Supporting ideas for EAL
Supporting ideas for EAL
You can really help the language development of children if you seize on opportunities to do the following:
- When you are playing alongside a child, describe what they are doing rather than asking lots of questions e.g. “You’ve chosen the purple pencil” rather than asking “What colour pencil have you chosen?”
- Children learn English when they hear the language that goes with what they are doing or looking at, so do plenty of parallel and self-talk (commenting on what you or they are doing) rather than asking questions. Describe fully what you are doing – for example, when setting the table in the role play area say “I’m putting the spoon next to the plate.
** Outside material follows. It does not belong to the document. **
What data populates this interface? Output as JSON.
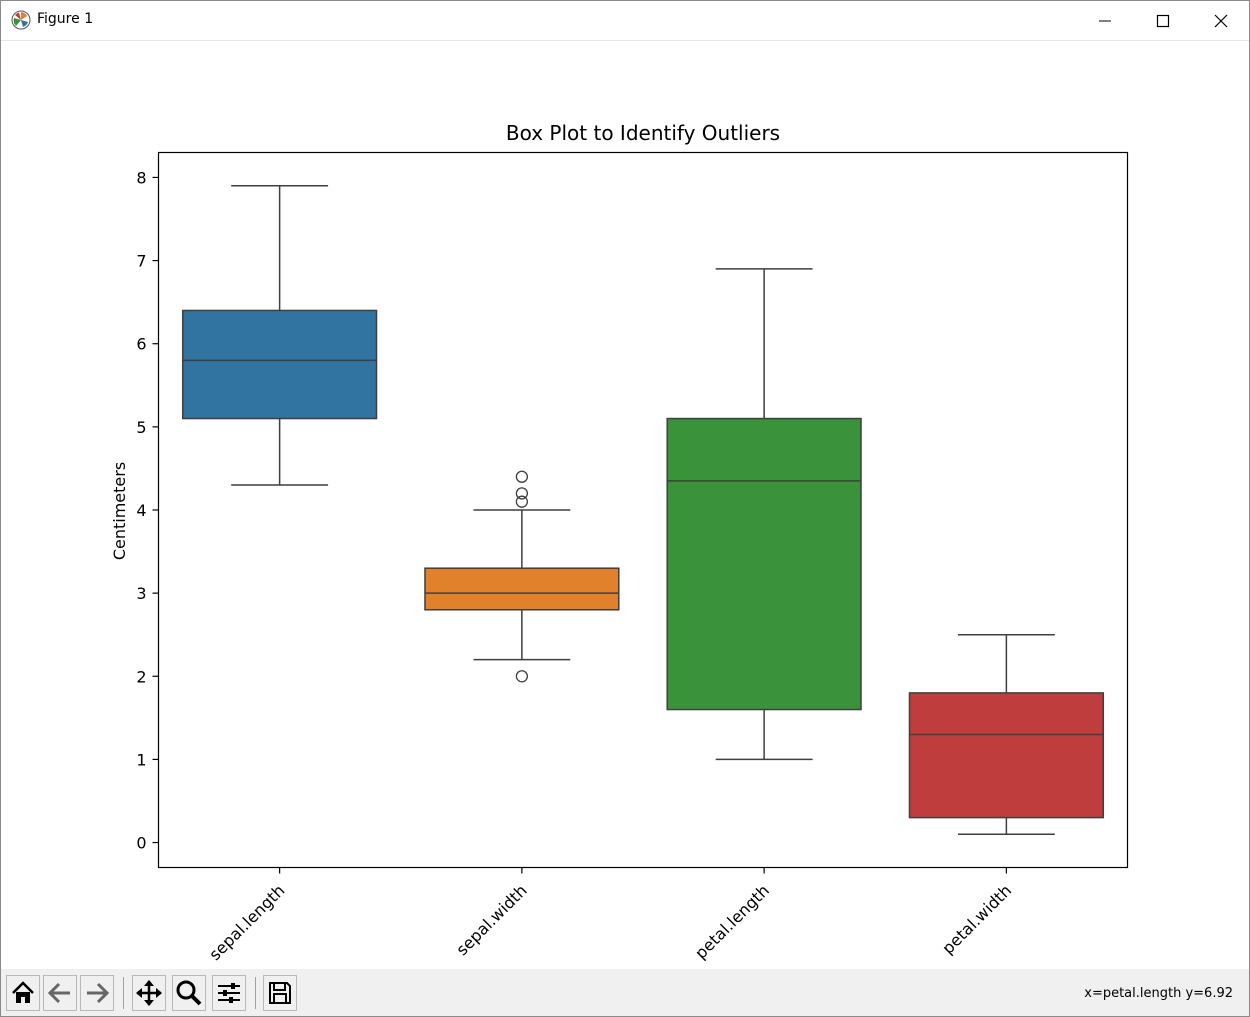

I’m putting the cup in the middle of the table…”
- Do not try to make a child speak. Listen, wait and watch! Play silently alongside the child for a while if you think that is what is needed. When you do speak and make comments on what you or the child is doing, don’t be disheartened if the child does not say anything. The language will still be ‘going in’ and being absorbed.
- Focus on just a few new words in any activity, rather than children being bombarded with a ‘sea of words’, e.g. before starting a new story, introduce three of the keywords with pictures, pre-reading with key words.
- Have paper and felt tip pens to hand so that you can draw something that the child hears others talking about but does not know what it is, e.g. a spider.
- When a child makes a mistake, do not draw attention to it. Simply reply to the child using the correct language yourself. If a child says “We wented swimming”, you could reply “You went swimming, did you?” The child immediately hears the correct language but is not made to feel that they got it wrong.
- When a child says something, extend their vocabulary in your response. e.g. Child says “cow”, you respond “The cow is eating.” Child says “I’ve made a tunnel.” You respond “Yes, you’ve made a long, dark tunnel.”.
- Children with EAL often speak for the first time when joining in with familiar songs and rhymes, where there is ‘safety in numbers’. Ensure this is a strong part of your practice. Seize on opportunities throughout the day to sing songs and rhymes – e.g. ‘See Saw Marjorie Daw’ when the children are on the seesaw; ‘One Two Three Four Five once I caught a fish alive’ when playing with plastic fish in the water tray… The rhyme, rhythm and repetition will help children to pick up the language and over time they may start to join in.
- Encourage parents to strengthen and maintain the home language in the home. A strong home language will support the development of English and the acquisition of new words.
- Use a buddy system to translate key written and spoken messages to the child.
- Dual language books and posters. Also, dual language books available through Bookstart.
- Invite parents to add labels in home language to displays or number line if script is different (will be challenge for others!).
- “See me here” feel welcome e.g. in photos, home corner, skin colour crayons, festivals included in child chosen play.
- Remember to praise the language contributions of the children and relay the achievements to their parents.